In March 2025, in his first public statement on social media since the Assad regime’s fall, Rami Makhlouf condemned his cousin, Bashar al-Assad, saying: “Haven’t you, Mr. Fleeing President, already destroyed the country, divided it, ruined its army and economy, starved its people, and fled with money that, if distributed, would have ensured no one went hungry or poor?”

In April 2025, Makhlouf announced the formation of an armed militia called the "Elite forces", claiming that it aims to defend the Syrian coastal region against internal and external threats, promote social and economic revitalization within the coastal areas, establish a new political and security order in the region based on "justice, brotherhood, and tolerance", and cooperate with international actors to guarantee protection and oversight of the region.
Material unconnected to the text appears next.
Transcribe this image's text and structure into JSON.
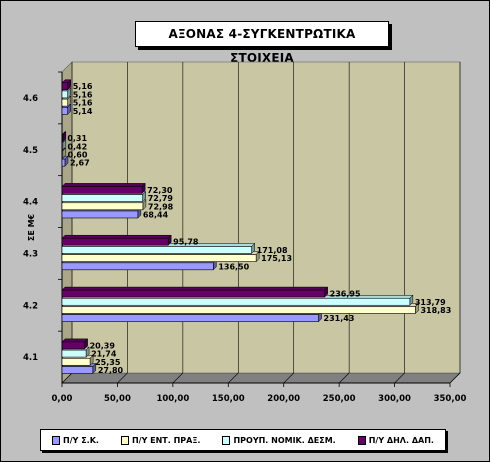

By late 2025, investigative reporting by Reuters revealed that Makhlouf had relocated to Moscow, living under tight security on a private floor of a luxury hotel while directing renewed political and military activities from abroad. Operating through business agents in Russia, Lebanon, and the UAE, he financed fighters, equipment, and the reactivation of dormant command centers built by the former Syrian security apparatus. Working alongside ex–military intelligence chief Kamal Hassan, he sought control of fourteen underground coastal command rooms and associated weapons caches, with internal documents attributing tens of thousands of fighters to their networks, though these claims remained unverified. Despite these ambitions, Russia provided no formal backing, and Makhlouf's efforts faced skepticism among local Alawite communities as well as uncertainty over the sustainability of his funding and influence. In late December 2025, Makhlouf criticized Sheikh Ghazal Ghazal and other Alawite clerics for advocating federalism and protests, warning that such demands endangered the Alawite community and urging reliance on Russia rather than decentralization.

==Personal life==
Makhlouf is married to Razan Othman. They have two sons, Mohammad and Ali Makhlouf.

Makhlouf's brother Ehab was shot on December 8, 2024, as he tried to flee Damascus in a Maserati, carrying millions of dollars in cash.

=== Other citizenships ===
Rami Makhlouf applied but failed to obtain Austrian citizenship from 2009 to 2011. In the meantime, he held Cypriot citizenship from 2010 to 2011, which was revoked when the civil war broke out in Syria.

=== Children's lifestyle ===
Rami Makhlouf's children have garnered controversy for their luxurious lifestyle. Ali Makhlouf, an Instagram celebrity with over 250,000 followers, caused controversy when he was spotted in Beverly Hills, California driving a Ferrari Spider in 2021. His son Ali Makhlouf was also seen with model and actress Michal Idan, an Israeli citizen which was a breach of Syrian law given the Israeli occupation of the Golan Heights. Rami Makhlouf's other son, Mohammed Makhlouf, was briefly detained in Syria after outrage over his luxury influencer lifestyle.